Edmonton, Alberta-based HiTest Sand Inc. is working on Plan C in its search for a site to develop a $300 million silicon smelter in northeastern Washington
HiTest Sand now is looking at a site south of Newport, says Colin Willenbrock, general manager of the Pend Oreille County Public Utility District, which would supply electricity to the facility.
It’s the third site HiTest has considered since the Washington state Department of Commerce announced a year ago that it had awarded a $300,000 development-assistance grant toward the envisioned project.
The state commerce department originally had announced the company planned to develop a smelter in Usk, about 15 miles northwest of Newport, that would create 170 living-wage jobs and produce silicon to be used by state manufacturers of solar cells and electronic devices.
“HiTest Sand had planned to collocate at the Ponderay Newsprint site and possibly share existing electric infrastructure,” Willenbrock says.
Pend Oreille PUD, which owns Box Canyon hydroelectric dam on the Pend Oreille River, also provides power to the Pend Oreille Newsprint Co. paper mill, the utility’s largest consumer of electricity.
Willenbrock says HiTest had dropped its request for power from the PUD and earlier this year was favoring locating the smelter at the former Northwest Alloys Inc. smelter site near Addy, in neighboring Stevens County.
The former magnesium refining facility halted production in 2001.
More recently, however, HiTest has turned its focus to another site in Pend Oreille County, he says.
HiTest executives couldn’t be reached immediately for comment.
“For several months, they were doing due diligence at that site in Addy,” Willenbrock says. “They found more environmental contamination than expected.”
HiTest hasn’t submitted a new request for power yet, but the company is conducting its due diligence on the south site, which is owned by the utility and Pend Oreille County, he says.
Pend Oreille County Commissioner Mike Manus says the site is just outside of the city of Newport’s urban growth boundary, on the Washington side of the border with Idaho, a little more than a mile south of the U.S. 2-Idaho state Route 41 junction.
Pend Oreille County’s property records show the county and the PUD own three parcels of land there totaling 117 acres.
Manus says the site is looking promising.
“We’re hoping to get an announcement from HiTest on that site in the very near future—by the end of the month,” he says.
The smelter could help boost the economy in Pend Oreille County, which chronically has had one of the highest unemployment rates in the state.
The July unemployment rate for Pend Oreille County was 6.4 percent, compared with a statewide unemployment rate of 4.5 percent, according to preliminary figures from the Washington state Employment Security Department.
Manus says HiTest decided to seek alternatives to the Usk site largely due to uncertainty about the future of that property.
“A big part was property issues with the paper mill on the same site and HiTest’s needs for potential expansion,” he says. “Property negotiations weren’t working well for that site.”
Manus adds that the Kalispel Tribe of Indians also is seeking a federal air quality designation for its Usk-based reservation that potentially could tighten current emission limits for new and expanding industries near there.
He says preliminary air quality modeling that HiTest is conducting at the south site indicates the facility would be compliant with federal and state air-quality regulations even if the tribe’s request for a higher air-quality classification is approved.

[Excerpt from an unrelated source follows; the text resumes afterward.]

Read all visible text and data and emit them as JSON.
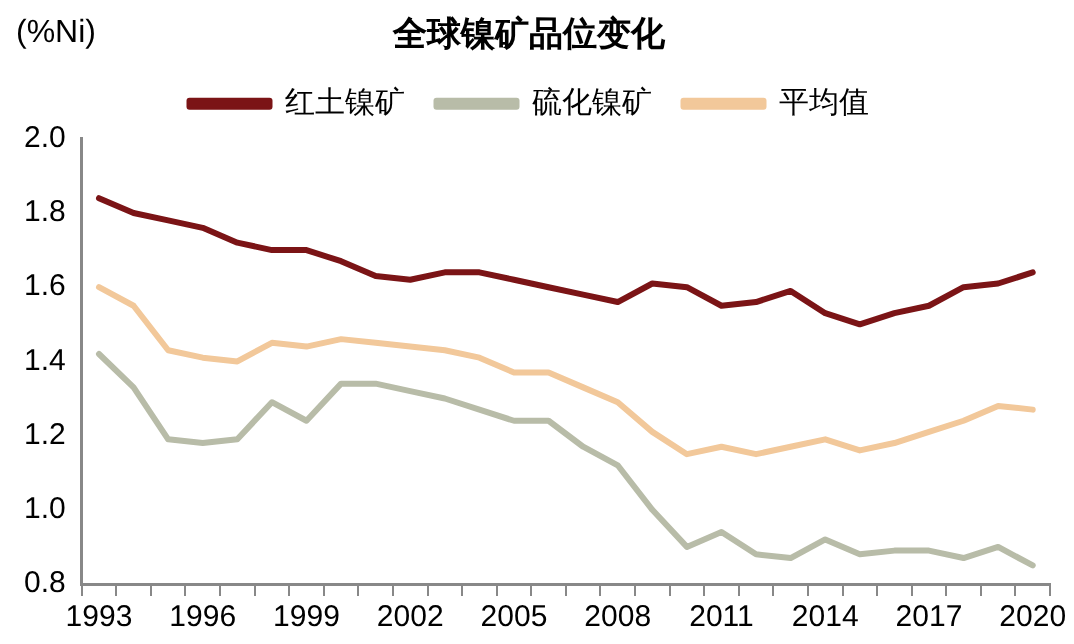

Willenbrock says HiTest also is investigating potential rail and heavy truck access to the site.
“It’s bare land, so there isn’t any water, roads, or electrical infrastructure there,” he says. “There’s more of an infrastructure startup cost. The Ponderay Newsprint site was almost site ready.”
Pend Oreille County has long-term advantages over many other potential locations, he asserts.
“Cheap hydropower and the proximity to the product makes it an ideal spot,” Willenbrock says.
HiTest plans to refine high-quality silica from a mine it owns near Golden, British Columbia, about 300 miles north of Newport.
Commerce has designated the smelter facility as a project of statewide significance.
Though HiTest plans to burn large quantities of wood chips in the smelting process, Commerce has said the smelter will have a net environmental benefit in that solar cells manufactured in Washington will result in a net reduction of carbon.
Solar power industry suppliers, such as Moses Lake-based REC Silicon, currently obtain silicon refined in eastern U.S. or overseas.
Commerce spokeswoman Penny Thomas says she doesn’t yet have information to update the HiTest proposal other than the location for the smelter is in flux.
The Commerce grant has what’s called a claw-back provision, which enables the state to recover its investment if HiTest doesn’t build the smelter or meet performance requirements.